In terms of The HTMlles, we shared our concerns around the competitive context for festivals, the lack of appropriate resources, the expectation from funders to make money, and the pressure on human resources to produce a major festival almost from scratch every two years. The HTMlles was founded by Studio XX, a feminist artist-run centre focused on technological exploration, creation and critical reflection. From its origins in the 90s, as a gathering of women web artists who wanted to exchange IRL, The HTMlles became a more ambitious new media art festival of which the funding and organizational structure gradually detached itself from Studio XX (different grants and budgets from the operational funding of the centre; different staff hired on contract). These changes had their benefits (seemingly growth and development, artistic freedom) but also their limits or drawbacks, namely the exhaustion that came with building a new infrastructure for each edition. We realized that The HTMlles historically served as a catalyst for Studio XX in terms of experimentation, presentation and visibility. Namely, the previous edition implemented a new model that addressed competition and scarcity of resources: the festival partnered with other feminist artist-run centres as well as research centres in order to bring different feminist communities together but also to mutualize resources. However, these outcomes were short lived since the festival team was not permanent. Moreover, given overlapping responsibilities, tensions would systematically occur between the permanent and the contractual staff.

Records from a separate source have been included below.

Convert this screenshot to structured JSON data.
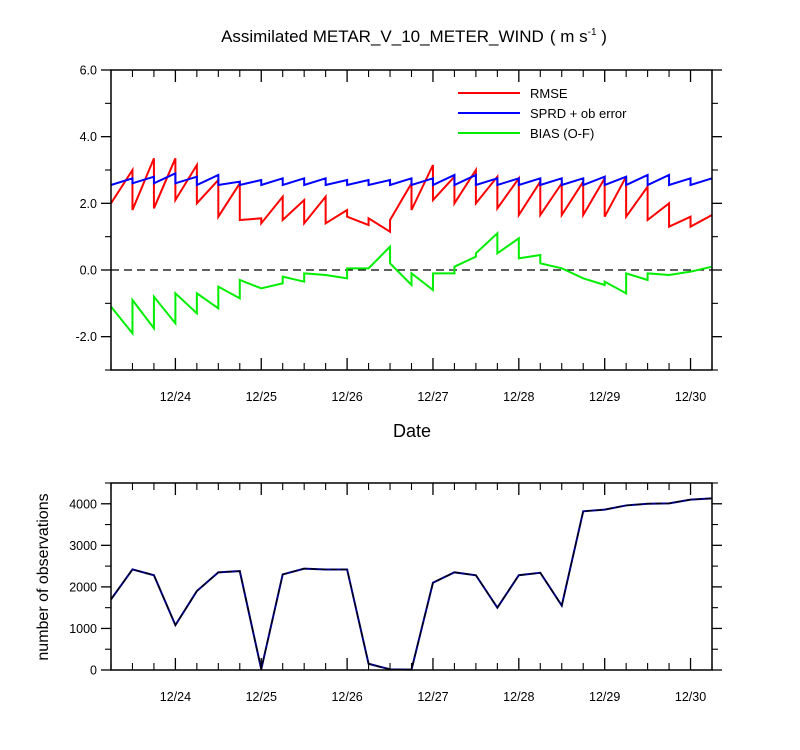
{
  "chart_data": [
    {
      "type": "line",
      "title": "Assimilated METAR_V_10_METER_WIND",
      "title_units": "( m s",
      "title_units_exp": "-1",
      "title_units_end": " )",
      "xlabel": "Date",
      "ylabel": "",
      "xlim": [
        0,
        7
      ],
      "ylim": [
        -3,
        6
      ],
      "x_tick_positions": [
        0.75,
        1.75,
        2.75,
        3.75,
        4.75,
        5.75,
        6.75
      ],
      "x_tick_labels": [
        "12/24",
        "12/25",
        "12/26",
        "12/27",
        "12/28",
        "12/29",
        "12/30"
      ],
      "y_ticks": [
        6,
        4,
        2,
        0,
        -2
      ],
      "y_tick_labels": [
        "6.0",
        "4.0",
        "2.0",
        "0.0",
        "-2.0"
      ],
      "zero_line": true,
      "legend_position": "top-right",
      "series": [
        {
          "name": "RMSE",
          "color": "#ff0000",
          "x": [
            0,
            0.25,
            0.25,
            0.5,
            0.5,
            0.75,
            0.75,
            1.0,
            1.0,
            1.25,
            1.25,
            1.5,
            1.5,
            1.75,
            1.75,
            2.0,
            2.0,
            2.25,
            2.25,
            2.5,
            2.5,
            2.75,
            2.75,
            3.0,
            3.0,
            3.25,
            3.25,
            3.5,
            3.5,
            3.75,
            3.75,
            4.0,
            4.0,
            4.25,
            4.25,
            4.5,
            4.5,
            4.75,
            4.75,
            5.0,
            5.0,
            5.25,
            5.25,
            5.5,
            5.5,
            5.75,
            5.75,
            6.0,
            6.0,
            6.25,
            6.25,
            6.5,
            6.5,
            6.75,
            6.75,
            7.0
          ],
          "y": [
            2.0,
            3.0,
            1.8,
            3.35,
            1.85,
            3.35,
            2.1,
            3.15,
            2.0,
            2.7,
            1.6,
            2.6,
            1.5,
            1.55,
            1.4,
            2.2,
            1.5,
            2.1,
            1.4,
            2.2,
            1.4,
            1.8,
            1.6,
            1.35,
            1.55,
            1.15,
            1.5,
            2.6,
            1.8,
            3.15,
            2.1,
            2.8,
            2.0,
            3.0,
            2.0,
            2.8,
            1.85,
            2.75,
            1.65,
            2.65,
            1.65,
            2.6,
            1.65,
            2.65,
            1.65,
            2.75,
            1.6,
            2.8,
            1.6,
            2.5,
            1.5,
            2.0,
            1.3,
            1.6,
            1.3,
            1.65
          ]
        },
        {
          "name": "SPRD + ob error",
          "color": "#0000ff",
          "x": [
            0,
            0.25,
            0.25,
            0.5,
            0.5,
            0.75,
            0.75,
            1.0,
            1.0,
            1.25,
            1.25,
            1.5,
            1.5,
            1.75,
            1.75,
            2.0,
            2.0,
            2.25,
            2.25,
            2.5,
            2.5,
            2.75,
            2.75,
            3.0,
            3.0,
            3.25,
            3.25,
            3.5,
            3.5,
            3.75,
            3.75,
            4.0,
            4.0,
            4.25,
            4.25,
            4.5,
            4.5,
            4.75,
            4.75,
            5.0,
            5.0,
            5.25,
            5.25,
            5.5,
            5.5,
            5.75,
            5.75,
            6.0,
            6.0,
            6.25,
            6.25,
            6.5,
            6.5,
            6.75,
            6.75,
            7.0
          ],
          "y": [
            2.55,
            2.75,
            2.6,
            2.8,
            2.6,
            2.9,
            2.6,
            2.8,
            2.55,
            2.85,
            2.55,
            2.65,
            2.55,
            2.7,
            2.55,
            2.75,
            2.55,
            2.75,
            2.55,
            2.75,
            2.55,
            2.7,
            2.55,
            2.7,
            2.55,
            2.7,
            2.55,
            2.75,
            2.55,
            2.75,
            2.55,
            2.85,
            2.55,
            2.85,
            2.55,
            2.75,
            2.55,
            2.75,
            2.55,
            2.75,
            2.55,
            2.75,
            2.55,
            2.75,
            2.55,
            2.8,
            2.55,
            2.8,
            2.55,
            2.85,
            2.55,
            2.85,
            2.55,
            2.75,
            2.55,
            2.75
          ]
        },
        {
          "name": "BIAS (O-F)",
          "color": "#00ee00",
          "x": [
            0,
            0.25,
            0.25,
            0.5,
            0.5,
            0.75,
            0.75,
            1.0,
            1.0,
            1.25,
            1.25,
            1.5,
            1.5,
            1.75,
            1.75,
            2.0,
            2.0,
            2.25,
            2.25,
            2.5,
            2.5,
            2.75,
            2.75,
            3.0,
            3.0,
            3.25,
            3.25,
            3.5,
            3.5,
            3.75,
            3.75,
            4.0,
            4.0,
            4.25,
            4.25,
            4.5,
            4.5,
            4.75,
            4.75,
            5.0,
            5.0,
            5.25,
            5.25,
            5.5,
            5.5,
            5.75,
            5.75,
            6.0,
            6.0,
            6.25,
            6.25,
            6.5,
            6.5,
            6.75,
            6.75,
            7.0
          ],
          "y": [
            -1.1,
            -1.9,
            -0.9,
            -1.75,
            -0.8,
            -1.6,
            -0.7,
            -1.3,
            -0.7,
            -1.15,
            -0.5,
            -0.85,
            -0.3,
            -0.55,
            -0.55,
            -0.4,
            -0.2,
            -0.35,
            -0.1,
            -0.15,
            -0.15,
            -0.25,
            0.05,
            0.05,
            0.05,
            0.7,
            0.2,
            -0.45,
            -0.1,
            -0.6,
            -0.1,
            -0.1,
            0.1,
            0.4,
            0.5,
            1.1,
            0.5,
            0.95,
            0.35,
            0.45,
            0.2,
            0.05,
            0.05,
            -0.25,
            -0.25,
            -0.45,
            -0.35,
            -0.7,
            -0.1,
            -0.3,
            -0.1,
            -0.15,
            -0.15,
            -0.05,
            -0.05,
            0.1
          ]
        }
      ]
    },
    {
      "type": "line",
      "title": "",
      "xlabel": "",
      "ylabel": "number of observations",
      "xlim": [
        0,
        7
      ],
      "ylim": [
        0,
        4500
      ],
      "x_tick_positions": [
        0.75,
        1.75,
        2.75,
        3.75,
        4.75,
        5.75,
        6.75
      ],
      "x_tick_labels": [
        "12/24",
        "12/25",
        "12/26",
        "12/27",
        "12/28",
        "12/29",
        "12/30"
      ],
      "y_ticks": [
        4000,
        3000,
        2000,
        1000,
        0
      ],
      "y_tick_labels": [
        "4000",
        "3000",
        "2000",
        "1000",
        "0"
      ],
      "series": [
        {
          "name": "observations",
          "color": "#000080",
          "dashed_overlay_color": "#000000",
          "x": [
            0,
            0.25,
            0.5,
            0.75,
            1.0,
            1.25,
            1.5,
            1.75,
            2.0,
            2.25,
            2.5,
            2.75,
            3.0,
            3.25,
            3.5,
            3.75,
            4.0,
            4.25,
            4.5,
            4.75,
            5.0,
            5.25,
            5.5,
            5.75,
            6.0,
            6.25,
            6.5,
            6.75,
            7.0
          ],
          "y": [
            1700,
            2420,
            2280,
            1080,
            1900,
            2350,
            2380,
            20,
            2300,
            2440,
            2420,
            2420,
            150,
            15,
            10,
            2100,
            2350,
            2280,
            1500,
            2280,
            2340,
            1550,
            3820,
            3860,
            3960,
            4000,
            4010,
            4100,
            4130
          ]
        }
      ]
    }
  ]
}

Following the collective reflection and skillsharing that took place during the work sessions of the forum in Montreal, we came up with a series of recommendations to make The HTMlles a more sustainable endeavour. Essentially, we proposed that the permanent team of Studio XX be responsible for organizing the festival in order to assure continuity and sustainable development. Given the systemic precarity of cultural workers, this would entail cutting down on other projects in order to integrate the festival into the workflow. We also identified which event formats and which partnerships were successful (both artistically and professionally) and therefore worth pursuing and fostering. The upcoming 12th edition was organized taking all our recommendations into consideration. We shall soon see the results and reassess the new strategies as the next edition takes place in November 2016.

About the Online Publication

The first forum which took place during The HTMlles 11, in 2014 in Montreal, sparked an interest in continuing the exchange while opening it up to additional professionals working and experimenting with new formats. A second forum took place one year later during the CYNETART festival in Dresden 2015, bringing in more critical voices and personal perspectives.

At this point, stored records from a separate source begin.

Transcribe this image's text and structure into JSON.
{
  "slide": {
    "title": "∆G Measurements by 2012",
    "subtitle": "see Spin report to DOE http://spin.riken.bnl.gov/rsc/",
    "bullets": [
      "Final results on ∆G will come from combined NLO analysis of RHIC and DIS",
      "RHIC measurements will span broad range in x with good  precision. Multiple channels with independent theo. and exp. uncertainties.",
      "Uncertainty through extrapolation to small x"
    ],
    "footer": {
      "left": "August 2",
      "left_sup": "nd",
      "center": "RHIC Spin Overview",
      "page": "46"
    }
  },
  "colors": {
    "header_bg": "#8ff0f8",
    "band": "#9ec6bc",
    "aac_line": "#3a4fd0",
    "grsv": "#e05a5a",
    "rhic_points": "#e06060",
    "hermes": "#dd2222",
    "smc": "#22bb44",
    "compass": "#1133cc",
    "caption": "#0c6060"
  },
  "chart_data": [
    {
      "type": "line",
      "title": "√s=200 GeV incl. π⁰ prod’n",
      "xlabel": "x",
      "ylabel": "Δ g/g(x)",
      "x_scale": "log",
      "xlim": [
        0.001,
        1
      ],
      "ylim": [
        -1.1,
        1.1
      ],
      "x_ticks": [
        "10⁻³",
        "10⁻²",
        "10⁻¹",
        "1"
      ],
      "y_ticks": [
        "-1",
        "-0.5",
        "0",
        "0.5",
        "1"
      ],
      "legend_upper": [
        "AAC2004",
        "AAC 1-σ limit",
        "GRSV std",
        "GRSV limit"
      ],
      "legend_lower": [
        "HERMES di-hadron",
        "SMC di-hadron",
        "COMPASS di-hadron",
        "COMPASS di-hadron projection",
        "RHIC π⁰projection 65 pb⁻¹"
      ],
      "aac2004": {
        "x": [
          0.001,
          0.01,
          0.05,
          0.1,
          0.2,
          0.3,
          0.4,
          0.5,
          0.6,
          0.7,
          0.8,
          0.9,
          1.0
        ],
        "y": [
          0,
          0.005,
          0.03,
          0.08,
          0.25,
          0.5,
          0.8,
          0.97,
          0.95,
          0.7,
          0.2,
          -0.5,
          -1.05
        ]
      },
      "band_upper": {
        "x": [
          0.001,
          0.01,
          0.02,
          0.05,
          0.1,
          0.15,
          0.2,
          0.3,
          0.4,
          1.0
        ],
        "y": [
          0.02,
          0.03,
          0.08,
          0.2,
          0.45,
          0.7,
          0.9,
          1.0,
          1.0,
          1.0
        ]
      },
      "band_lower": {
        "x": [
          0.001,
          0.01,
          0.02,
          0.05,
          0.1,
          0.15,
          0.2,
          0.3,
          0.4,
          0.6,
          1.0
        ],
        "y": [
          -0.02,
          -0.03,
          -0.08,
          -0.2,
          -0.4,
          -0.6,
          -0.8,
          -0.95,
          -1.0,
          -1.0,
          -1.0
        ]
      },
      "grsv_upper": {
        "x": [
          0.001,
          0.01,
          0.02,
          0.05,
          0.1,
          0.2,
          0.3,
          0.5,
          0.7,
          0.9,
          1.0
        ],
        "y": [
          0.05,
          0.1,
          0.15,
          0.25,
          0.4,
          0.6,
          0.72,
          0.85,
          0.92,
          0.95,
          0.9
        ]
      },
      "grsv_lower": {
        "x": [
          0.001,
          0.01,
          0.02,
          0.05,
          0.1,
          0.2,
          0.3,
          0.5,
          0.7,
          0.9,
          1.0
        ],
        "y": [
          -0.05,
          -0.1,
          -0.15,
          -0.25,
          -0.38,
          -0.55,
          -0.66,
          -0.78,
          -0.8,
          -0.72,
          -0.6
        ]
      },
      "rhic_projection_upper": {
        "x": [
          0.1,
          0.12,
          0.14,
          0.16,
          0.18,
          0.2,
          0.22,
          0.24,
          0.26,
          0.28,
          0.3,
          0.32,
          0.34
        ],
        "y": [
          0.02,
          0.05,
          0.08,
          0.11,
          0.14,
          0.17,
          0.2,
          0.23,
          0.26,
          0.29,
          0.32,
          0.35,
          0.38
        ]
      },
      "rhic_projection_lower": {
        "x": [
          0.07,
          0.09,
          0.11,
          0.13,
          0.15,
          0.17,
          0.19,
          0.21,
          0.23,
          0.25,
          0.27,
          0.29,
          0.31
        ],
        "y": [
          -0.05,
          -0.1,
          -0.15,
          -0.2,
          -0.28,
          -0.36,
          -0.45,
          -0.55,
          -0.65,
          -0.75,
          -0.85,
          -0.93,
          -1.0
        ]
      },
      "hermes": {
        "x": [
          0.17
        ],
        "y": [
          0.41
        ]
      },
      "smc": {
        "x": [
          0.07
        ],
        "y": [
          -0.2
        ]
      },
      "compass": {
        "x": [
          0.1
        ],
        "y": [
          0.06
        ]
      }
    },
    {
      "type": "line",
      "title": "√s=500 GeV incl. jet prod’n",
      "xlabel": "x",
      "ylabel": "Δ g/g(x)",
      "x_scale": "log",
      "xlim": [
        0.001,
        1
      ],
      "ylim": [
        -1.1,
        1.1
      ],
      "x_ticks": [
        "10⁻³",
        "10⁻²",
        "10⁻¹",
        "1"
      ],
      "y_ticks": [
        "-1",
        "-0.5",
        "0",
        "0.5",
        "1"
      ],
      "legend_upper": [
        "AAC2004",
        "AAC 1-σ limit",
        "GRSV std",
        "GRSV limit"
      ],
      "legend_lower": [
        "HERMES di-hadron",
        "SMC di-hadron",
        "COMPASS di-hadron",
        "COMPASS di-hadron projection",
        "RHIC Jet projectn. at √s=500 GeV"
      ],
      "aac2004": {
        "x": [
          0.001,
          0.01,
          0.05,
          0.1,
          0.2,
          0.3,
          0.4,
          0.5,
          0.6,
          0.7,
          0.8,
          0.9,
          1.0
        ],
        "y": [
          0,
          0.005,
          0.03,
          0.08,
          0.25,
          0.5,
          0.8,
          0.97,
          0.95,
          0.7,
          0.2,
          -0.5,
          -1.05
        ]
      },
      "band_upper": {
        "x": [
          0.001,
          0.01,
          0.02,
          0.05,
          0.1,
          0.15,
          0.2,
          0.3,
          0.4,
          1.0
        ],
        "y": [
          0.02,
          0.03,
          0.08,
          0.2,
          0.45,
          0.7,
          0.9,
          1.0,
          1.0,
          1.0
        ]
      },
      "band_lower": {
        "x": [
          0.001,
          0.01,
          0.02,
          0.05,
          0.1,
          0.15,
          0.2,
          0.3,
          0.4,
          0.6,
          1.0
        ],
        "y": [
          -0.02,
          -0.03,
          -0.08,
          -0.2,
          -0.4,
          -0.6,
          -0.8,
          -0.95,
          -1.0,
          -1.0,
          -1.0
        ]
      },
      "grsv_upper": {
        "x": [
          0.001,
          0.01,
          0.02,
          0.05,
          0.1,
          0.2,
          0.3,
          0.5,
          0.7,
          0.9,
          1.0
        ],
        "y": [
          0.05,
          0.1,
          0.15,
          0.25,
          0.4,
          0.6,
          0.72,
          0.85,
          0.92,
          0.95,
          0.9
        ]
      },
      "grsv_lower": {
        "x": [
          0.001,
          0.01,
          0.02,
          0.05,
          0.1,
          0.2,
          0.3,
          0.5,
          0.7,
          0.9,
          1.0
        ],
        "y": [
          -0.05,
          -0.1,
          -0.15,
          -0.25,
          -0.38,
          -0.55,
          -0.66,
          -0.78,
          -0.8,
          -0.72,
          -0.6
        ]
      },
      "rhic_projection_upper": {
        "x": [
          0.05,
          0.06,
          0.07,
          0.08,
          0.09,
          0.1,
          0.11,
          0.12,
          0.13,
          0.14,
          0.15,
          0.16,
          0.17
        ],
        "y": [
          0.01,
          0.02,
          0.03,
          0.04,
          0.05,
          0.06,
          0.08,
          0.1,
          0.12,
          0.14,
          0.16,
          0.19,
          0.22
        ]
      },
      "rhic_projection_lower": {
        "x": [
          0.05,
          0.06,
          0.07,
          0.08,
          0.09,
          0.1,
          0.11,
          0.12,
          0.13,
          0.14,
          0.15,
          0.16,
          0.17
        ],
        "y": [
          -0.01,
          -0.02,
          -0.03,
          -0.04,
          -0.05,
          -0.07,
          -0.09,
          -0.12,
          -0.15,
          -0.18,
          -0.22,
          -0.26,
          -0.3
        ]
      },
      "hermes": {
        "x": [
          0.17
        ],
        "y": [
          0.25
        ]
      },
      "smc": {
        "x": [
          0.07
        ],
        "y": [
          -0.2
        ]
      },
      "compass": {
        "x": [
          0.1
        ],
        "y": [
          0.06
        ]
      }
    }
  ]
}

CYNETART 2015 | TMA Hellerau, Festspielhaus Hellgrau. Photo: © David Pinzer, David Pinzer Fotografie, http:// www.david-pinzer.de

CYNETART 2015 | TMA Hellerau, Festspielhaus Hellgrau. Photo: © David Pinzer, David Pinzer Fotografie, http://www.david-pinzer.de

This online publication seeks to shed light on the topic of “festival sustainability” following a very hands-on approach. Festival organizers, curators and independent cultural workers share their daily-work experiences and ideas to develop sustainable structures in the areas of funding, organization, community outreach and socio-political context. Acknowledging that festivals run on different models, grassroots collectives were invited along with more institutionalized organizations to share their approaches towards sustainable cultural work.

Although not everyone who participated in the meetings contributed to this present publication; many of the thoughts and ideas that have been expressed in a formal or informal way found their way into it. While focusing on festivals, the texts can be seen as part of a larger discussion around cultural sustainability, hopefully encouraging more engaging future debates.